Frings shrugged. His pulse raced.

“You don’t look so swell from this side of the table.”

Frings snuck a look to see who else was in the diner, both to establish whether the man had brought backup and also in the hope that he could rely on someone for help if things went south.

“The mayor’s been keeping me busy.”

“I’m sure you mean the bombing has been keeping you busy.”

“I imagine it’s keeping both me
and
the mayor busy.”

Done with the small talk, Smith leaned over the table. “The mayor was wondering whether you would be commenting on the bombing in tomorrow’s paper.”

Frings looked at Smith dully, his high rapidly fading and his headache beginning to reassert itself at the front of his skull. “Sorry. No sneak previews.”

“Don’t be a wiseass with me, Frings.”

“No wiseass. You’ll have to buy a paper, read it tomorrow.”

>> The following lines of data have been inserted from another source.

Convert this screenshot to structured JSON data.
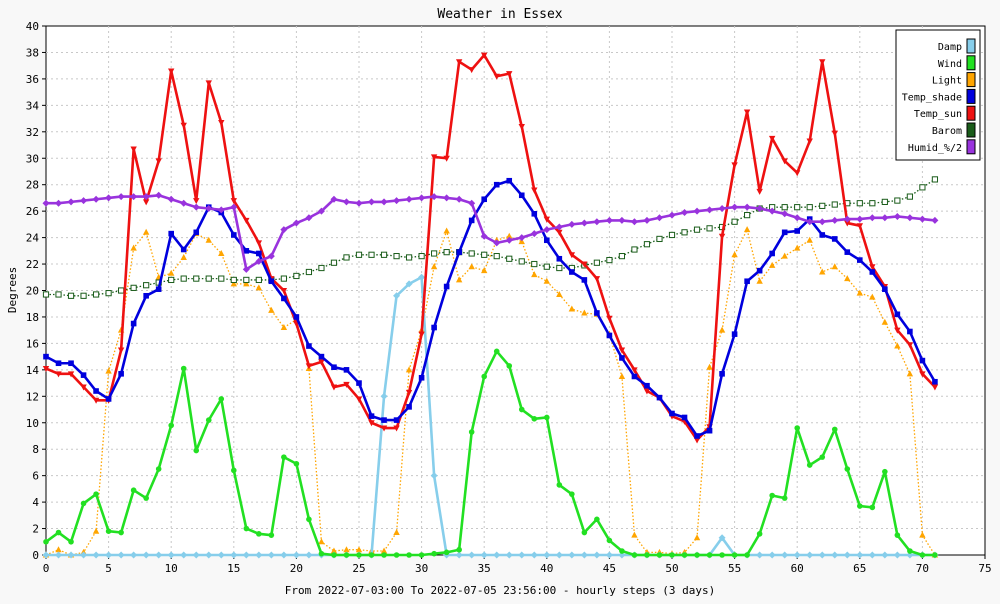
{
  "chart_data": {
    "type": "line",
    "title": "Weather in Essex",
    "xlabel": "From 2022-07-03:00 To 2022-07-05 23:56:00 - hourly steps (3 days)",
    "ylabel": "Degrees",
    "xlim": [
      0,
      75
    ],
    "ylim": [
      0,
      40
    ],
    "xticks": [
      0,
      5,
      10,
      15,
      20,
      25,
      30,
      35,
      40,
      45,
      50,
      55,
      60,
      65,
      70,
      75
    ],
    "yticks": [
      0,
      2,
      4,
      6,
      8,
      10,
      12,
      14,
      16,
      18,
      20,
      22,
      24,
      26,
      28,
      30,
      32,
      34,
      36,
      38,
      40
    ],
    "grid": true,
    "legend_position": "top-right",
    "x": [
      0,
      1,
      2,
      3,
      4,
      5,
      6,
      7,
      8,
      9,
      10,
      11,
      12,
      13,
      14,
      15,
      16,
      17,
      18,
      19,
      20,
      21,
      22,
      23,
      24,
      25,
      26,
      27,
      28,
      29,
      30,
      31,
      32,
      33,
      34,
      35,
      36,
      37,
      38,
      39,
      40,
      41,
      42,
      43,
      44,
      45,
      46,
      47,
      48,
      49,
      50,
      51,
      52,
      53,
      54,
      55,
      56,
      57,
      58,
      59,
      60,
      61,
      62,
      63,
      64,
      65,
      66,
      67,
      68,
      69,
      70,
      71
    ],
    "series": [
      {
        "name": "Damp",
        "color": "#87ceeb",
        "marker": "star",
        "values": [
          0,
          0,
          0,
          0,
          0,
          0,
          0,
          0,
          0,
          0,
          0,
          0,
          0,
          0,
          0,
          0,
          0,
          0,
          0,
          0,
          0,
          0,
          0,
          0,
          0,
          0,
          0,
          12,
          19.6,
          20.5,
          21,
          6,
          0,
          0,
          0,
          0,
          0,
          0,
          0,
          0,
          0,
          0,
          0,
          0,
          0,
          0,
          0,
          0,
          0,
          0,
          0,
          0,
          0,
          0,
          1.3,
          0,
          0,
          0,
          0,
          0,
          0,
          0,
          0,
          0,
          0,
          0,
          0,
          0,
          0,
          0,
          0,
          0
        ]
      },
      {
        "name": "Wind",
        "color": "#22e022",
        "marker": "circle",
        "values": [
          1,
          1.7,
          1,
          3.9,
          4.6,
          1.8,
          1.7,
          4.9,
          4.3,
          6.5,
          9.8,
          14.1,
          7.9,
          10.2,
          11.8,
          6.4,
          2,
          1.6,
          1.5,
          7.4,
          6.9,
          2.7,
          0.1,
          0,
          0,
          0,
          0,
          0,
          0,
          0,
          0,
          0.1,
          0.2,
          0.4,
          9.3,
          13.5,
          15.4,
          14.3,
          11,
          10.3,
          10.4,
          5.3,
          4.6,
          1.7,
          2.7,
          1.1,
          0.3,
          0,
          0,
          0,
          0,
          0,
          0,
          0,
          0,
          0,
          0,
          1.6,
          4.5,
          4.3,
          9.6,
          6.8,
          7.4,
          9.5,
          6.5,
          3.7,
          3.6,
          6.3,
          1.5,
          0.3,
          0,
          0
        ]
      },
      {
        "name": "Light",
        "color": "#ffa500",
        "marker": "triangle",
        "values": [
          0,
          0.4,
          0,
          0.2,
          1.8,
          13.9,
          17,
          23.2,
          24.4,
          21,
          21.3,
          22.5,
          24.3,
          23.8,
          22.8,
          20.5,
          20.5,
          20.2,
          18.5,
          17.2,
          17.8,
          14.1,
          1,
          0.3,
          0.4,
          0.4,
          0.3,
          0.3,
          1.7,
          14,
          17,
          21.8,
          24.5,
          20.8,
          21.8,
          21.5,
          23.8,
          24.1,
          23.7,
          21.2,
          20.7,
          19.7,
          18.6,
          18.3,
          18.2,
          16.7,
          13.5,
          1.5,
          0.2,
          0.2,
          0.1,
          0.2,
          1.3,
          14.2,
          17,
          22.7,
          24.6,
          20.7,
          21.9,
          22.6,
          23.2,
          23.8,
          21.4,
          21.8,
          20.9,
          19.8,
          19.5,
          17.6,
          15.8,
          13.7,
          1.5,
          0
        ]
      },
      {
        "name": "Temp_shade",
        "color": "#0000dd",
        "marker": "square",
        "values": [
          15,
          14.5,
          14.5,
          13.6,
          12.4,
          11.8,
          13.7,
          17.5,
          19.6,
          20.1,
          24.3,
          23.1,
          24.4,
          26.3,
          25.9,
          24.2,
          23,
          22.8,
          20.7,
          19.4,
          18,
          15.8,
          15,
          14.2,
          14,
          13,
          10.5,
          10.2,
          10.2,
          11.2,
          13.4,
          17.2,
          20.3,
          22.9,
          25.3,
          26.9,
          28,
          28.3,
          27.2,
          25.8,
          23.8,
          22.4,
          21.4,
          20.8,
          18.3,
          16.6,
          14.9,
          13.5,
          12.8,
          11.9,
          10.7,
          10.4,
          9,
          9.4,
          13.7,
          16.7,
          20.7,
          21.5,
          22.8,
          24.4,
          24.5,
          25.4,
          24.2,
          23.9,
          22.9,
          22.3,
          21.4,
          20.1,
          18.2,
          16.9,
          14.7,
          13.1
        ]
      },
      {
        "name": "Temp_sun",
        "color": "#ee1111",
        "marker": "invtriangle",
        "values": [
          14.1,
          13.7,
          13.7,
          12.7,
          11.7,
          11.7,
          15.5,
          30.7,
          26.7,
          29.8,
          36.6,
          32.5,
          26.8,
          35.7,
          32.7,
          26.8,
          25.3,
          23.6,
          20.9,
          20,
          17.5,
          14.3,
          14.6,
          12.7,
          12.9,
          11.8,
          10,
          9.6,
          9.6,
          12.3,
          16.7,
          30.1,
          30,
          37.3,
          36.7,
          37.8,
          36.2,
          36.4,
          32.4,
          27.6,
          25.4,
          24.4,
          22.7,
          22,
          20.9,
          17.9,
          15.5,
          14,
          12.4,
          11.9,
          10.5,
          10.1,
          8.7,
          9.7,
          24.1,
          29.5,
          33.5,
          27.5,
          31.5,
          29.8,
          28.9,
          31.3,
          37.3,
          31.9,
          25.1,
          24.9,
          21.8,
          20.3,
          17,
          15.9,
          13.7,
          12.7
        ]
      },
      {
        "name": "Barom",
        "color": "#1a5c1a",
        "marker": "opensquare",
        "values": [
          19.7,
          19.7,
          19.6,
          19.6,
          19.7,
          19.8,
          20,
          20.2,
          20.4,
          20.6,
          20.8,
          20.9,
          20.9,
          20.9,
          20.9,
          20.8,
          20.8,
          20.8,
          20.8,
          20.9,
          21.1,
          21.4,
          21.7,
          22.1,
          22.5,
          22.7,
          22.7,
          22.7,
          22.6,
          22.5,
          22.6,
          22.8,
          22.9,
          22.9,
          22.8,
          22.7,
          22.6,
          22.4,
          22.2,
          22,
          21.8,
          21.7,
          21.7,
          21.9,
          22.1,
          22.3,
          22.6,
          23.1,
          23.5,
          23.9,
          24.2,
          24.4,
          24.6,
          24.7,
          24.8,
          25.2,
          25.7,
          26.2,
          26.3,
          26.3,
          26.3,
          26.3,
          26.4,
          26.5,
          26.6,
          26.6,
          26.6,
          26.7,
          26.8,
          27.1,
          27.8,
          28.4
        ]
      },
      {
        "name": "Humid_%/2",
        "color": "#9933dd",
        "marker": "star",
        "values": [
          26.6,
          26.6,
          26.7,
          26.8,
          26.9,
          27,
          27.1,
          27.1,
          27.1,
          27.2,
          26.9,
          26.6,
          26.3,
          26.2,
          26.1,
          26.3,
          21.6,
          22.2,
          22.6,
          24.6,
          25.1,
          25.5,
          26,
          26.9,
          26.7,
          26.6,
          26.7,
          26.7,
          26.8,
          26.9,
          27,
          27.1,
          27,
          26.9,
          26.6,
          24.1,
          23.6,
          23.8,
          24,
          24.3,
          24.6,
          24.8,
          25,
          25.1,
          25.2,
          25.3,
          25.3,
          25.2,
          25.3,
          25.5,
          25.7,
          25.9,
          26,
          26.1,
          26.2,
          26.3,
          26.3,
          26.2,
          26,
          25.8,
          25.5,
          25.2,
          25.2,
          25.3,
          25.4,
          25.4,
          25.5,
          25.5,
          25.6,
          25.5,
          25.4,
          25.3
        ]
      }
    ]
  }
}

“Don’t make things difficult for yourself, Frings. This one is personal for the mayor. He’s not going to put up with your bullshit on this. One of his closest friends was nearly murdered.”

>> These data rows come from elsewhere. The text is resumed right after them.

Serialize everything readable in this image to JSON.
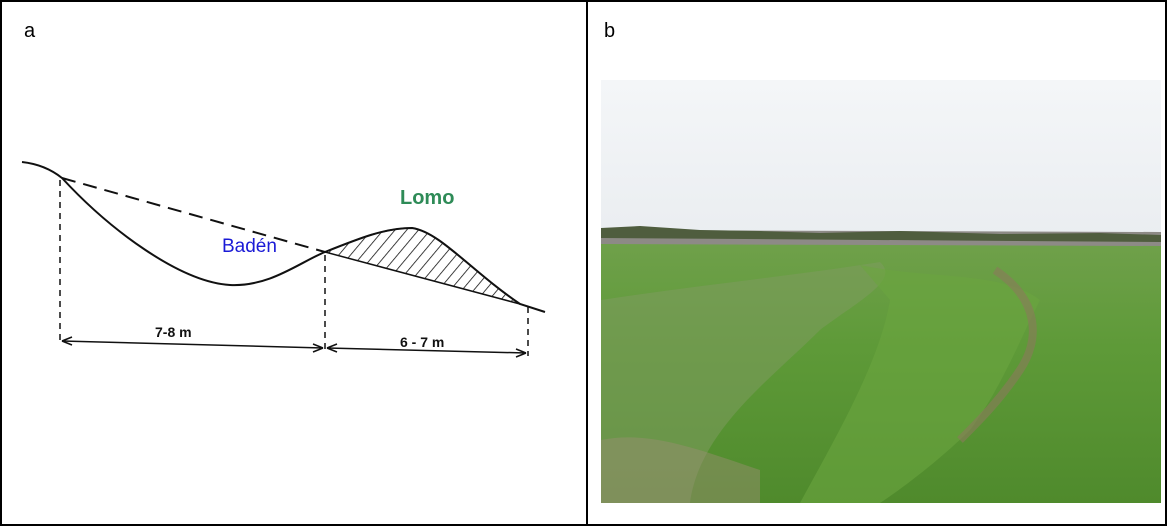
{
  "panel_a": {
    "label": "a",
    "hollow_label": "Badén",
    "ridge_label": "Lomo",
    "span_left": "7-8 m",
    "span_right": "6 - 7 m"
  },
  "panel_b": {
    "label": "b"
  }
}
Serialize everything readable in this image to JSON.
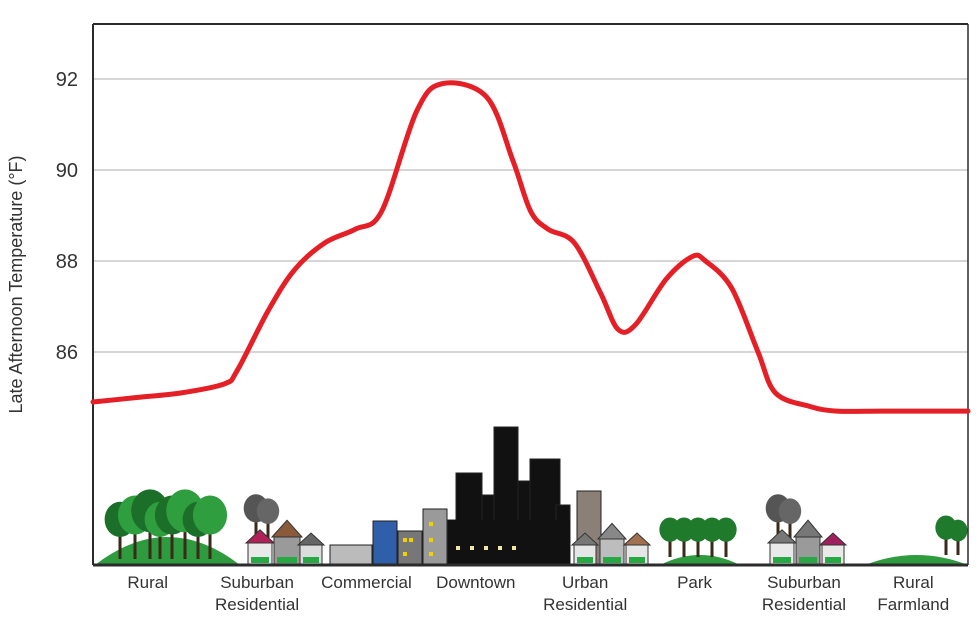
{
  "chart_data": {
    "type": "line",
    "title": "",
    "xlabel": "",
    "ylabel": "Late Afternoon Temperature (°F)",
    "yticks": [
      86,
      88,
      90,
      92
    ],
    "ylim": [
      82,
      93.5
    ],
    "grid": true,
    "legend": "none",
    "x": [
      0,
      0.05,
      0.1,
      0.15,
      0.165,
      0.2,
      0.23,
      0.265,
      0.3,
      0.33,
      0.37,
      0.4,
      0.45,
      0.48,
      0.5,
      0.52,
      0.55,
      0.58,
      0.6,
      0.62,
      0.655,
      0.685,
      0.7,
      0.73,
      0.76,
      0.78,
      0.82,
      0.85,
      0.9,
      0.95,
      1.0
    ],
    "series": [
      {
        "name": "",
        "values": [
          84.9,
          85.0,
          85.1,
          85.3,
          85.6,
          86.9,
          87.8,
          88.4,
          88.7,
          89.1,
          91.3,
          91.9,
          91.6,
          90.2,
          89.1,
          88.7,
          88.4,
          87.3,
          86.5,
          86.6,
          87.6,
          88.1,
          88.0,
          87.4,
          86.0,
          85.1,
          84.8,
          84.7,
          84.7,
          84.7,
          84.7
        ]
      }
    ],
    "categories": [
      {
        "lines": [
          "Rural"
        ]
      },
      {
        "lines": [
          "Suburban",
          "Residential"
        ]
      },
      {
        "lines": [
          "Commercial"
        ]
      },
      {
        "lines": [
          "Downtown"
        ]
      },
      {
        "lines": [
          "Urban",
          "Residential"
        ]
      },
      {
        "lines": [
          "Park"
        ]
      },
      {
        "lines": [
          "Suburban",
          "Residential"
        ]
      },
      {
        "lines": [
          "Rural",
          "Farmland"
        ]
      }
    ],
    "colors": {
      "line": "#e41f26",
      "grid": "#c8c8c8",
      "axis": "#2b2b2b",
      "ground": "#2e9b3e",
      "tree": "#1f7a2c",
      "building_dark": "#111111"
    }
  }
}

“I’m not criticizing the mayor, if that’s what he’s worried about, okay?
I just want to make sure they get the right guys and not just the most convenient ones.”

“Yeah, well, you’d better watch your words very carefully.” Smith grabbed the salt shaker between his thumb and index finger and shook it into Frings’s coffee. Amateur tough-guy stuff. Holding Smith’s eye, Frings picked up the mug and took a long sip of the coffee. More stupid tough-guy stuff, he knew, but when you were dealing with stupid tough guys . . .

Smith winked and stood up. Putting down the mug, Frings watched him saunter out the door and into a black Ford idling at the curb. One of these days, Frings thought, I’m going to push him too far.

CHAPTER TEN

Stenciled on the outside of Poole’s door in black-edged gold paint were the words
ETHAN POOLE, INVESTIGATIONS AND INQUIRIES
. This work was not exactly a steady source of income, but it did augment the money he got from his less legal endeavors. Mostly it consisted of tailing husbands or wives or business partners and either confirming or allaying his clients’ fears. Sometimes he falsely reported good news while blackmailing the disloyal spouse or scheming partner, depending on who the client was. He looked to Carla for guidance in those situations, trusting her to determine where his clients were positioned in the chain of production. This visitor, though, was not his typical client.